I applied to 4 schools in the US and and to 4 programs in the UK, so I became very familiar with both application processes. Both can be done online and were fairly easy to complete. The first major difference I noticed was while applying in the UK, instead of applying to a school, you chose a program to apply to. For example, I applied to the business economics course at the University of Exeter rather than just applying to the University of Exeter. Another difference that I noticed were the skills you emphasize on the essay portion of the application. For schools in the US, you write a personal story so the university can better understand you as a person. For example, my essay focused on my struggles of having lyme disease, how I overcame that and what I learned from it. However, the personal statement that I wrote for applying to programs in the UK held a focus on why I am fit for that program and was more academic based. I wrote about the classes I took that prepared me for the program and my interests in it. Another fact that is important to know is that you need 3 college level classes (AP or dual enrollment) to apply to programs in the UK. This is because they complete A level classes, which are equivalent to AP or dual enrollment classes, prior to applying to universities.

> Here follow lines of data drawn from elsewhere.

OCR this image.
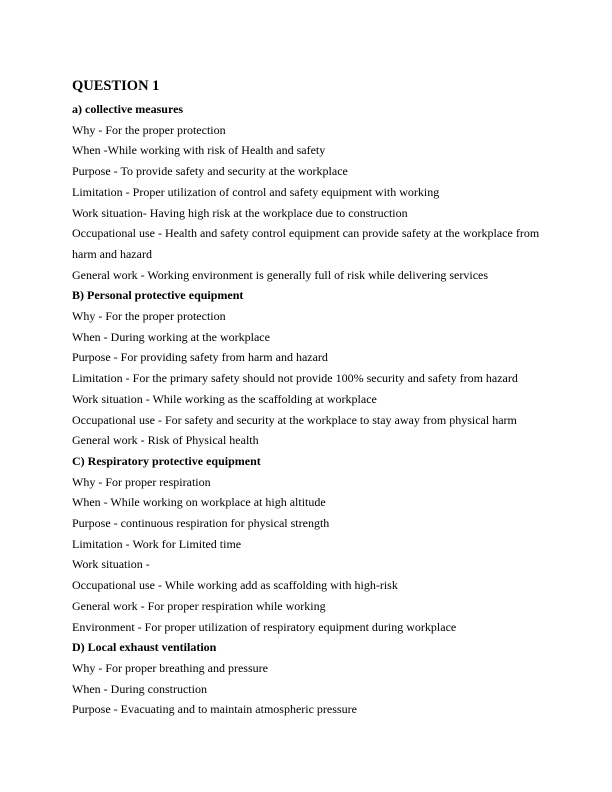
QUESTION 1

a) collective measures

Why - For the proper protection

When -While working with risk of Health and safety

Purpose - To provide safety and security at the workplace

Limitation - Proper utilization of control and safety equipment with working

Work situation- Having high risk at the workplace due to construction

Occupational use - Health and safety control equipment can provide safety at the workplace from harm and hazard

General work - Working environment is generally full of risk while delivering services

B) Personal protective equipment

Why - For the proper protection

When - During working at the workplace

Purpose - For providing safety from harm and hazard

Limitation - For the primary safety should not provide 100% security and safety from hazard

Work situation - While working as the scaffolding at workplace

Occupational use - For safety and security at the workplace to stay away from physical harm

General work - Risk of Physical health

C) Respiratory protective equipment

Why - For proper respiration

When - While working on workplace at high altitude

Purpose - continuous respiration for physical strength

Limitation - Work for Limited time

Work situation -

Occupational use - While working add as scaffolding with high-risk

General work - For proper respiration while working

Environment - For proper utilization of respiratory equipment during workplace

D) Local exhaust ventilation

Why - For proper breathing and pressure

When - During construction

Purpose - Evacuating and to maintain atmospheric pressure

Going to university abroad is an extremely huge commitment. For me, I will be there for 3 years completing my degree and I would feel a lot less prepared if I didn’t study abroad before. Going abroad alone can feel very scary, but now I have a host family and lots of friends to come back to. Since I studied abroad for only 5 months, it was a lot less scary to move to an unknown area for a few months rather than a few years. I also am very familiar with the area now, so I feel confident in navigating myself around and am excited to return. Having a support system for me there will really help with my transition back and throughout my whole experience.
I would highly recommend either visiting the area that you are interested in or studying abroad there beforehand. This is so you will feel confident that you will like living there. Because you won’t be able to come home as often as you could if you went to university locally, you have to make sure that where you go feels like home and you are comfortable there. If you are familiar with the area, the transition will go a lot better.
If the university seems like a good fit for you, I highly recommend going abroad. You will learn so much about yourself and you will be exposed to so many life changing experiences. I have never felt more alive than I did when I was in England. Everything is exciting, beautiful, and breathtaking.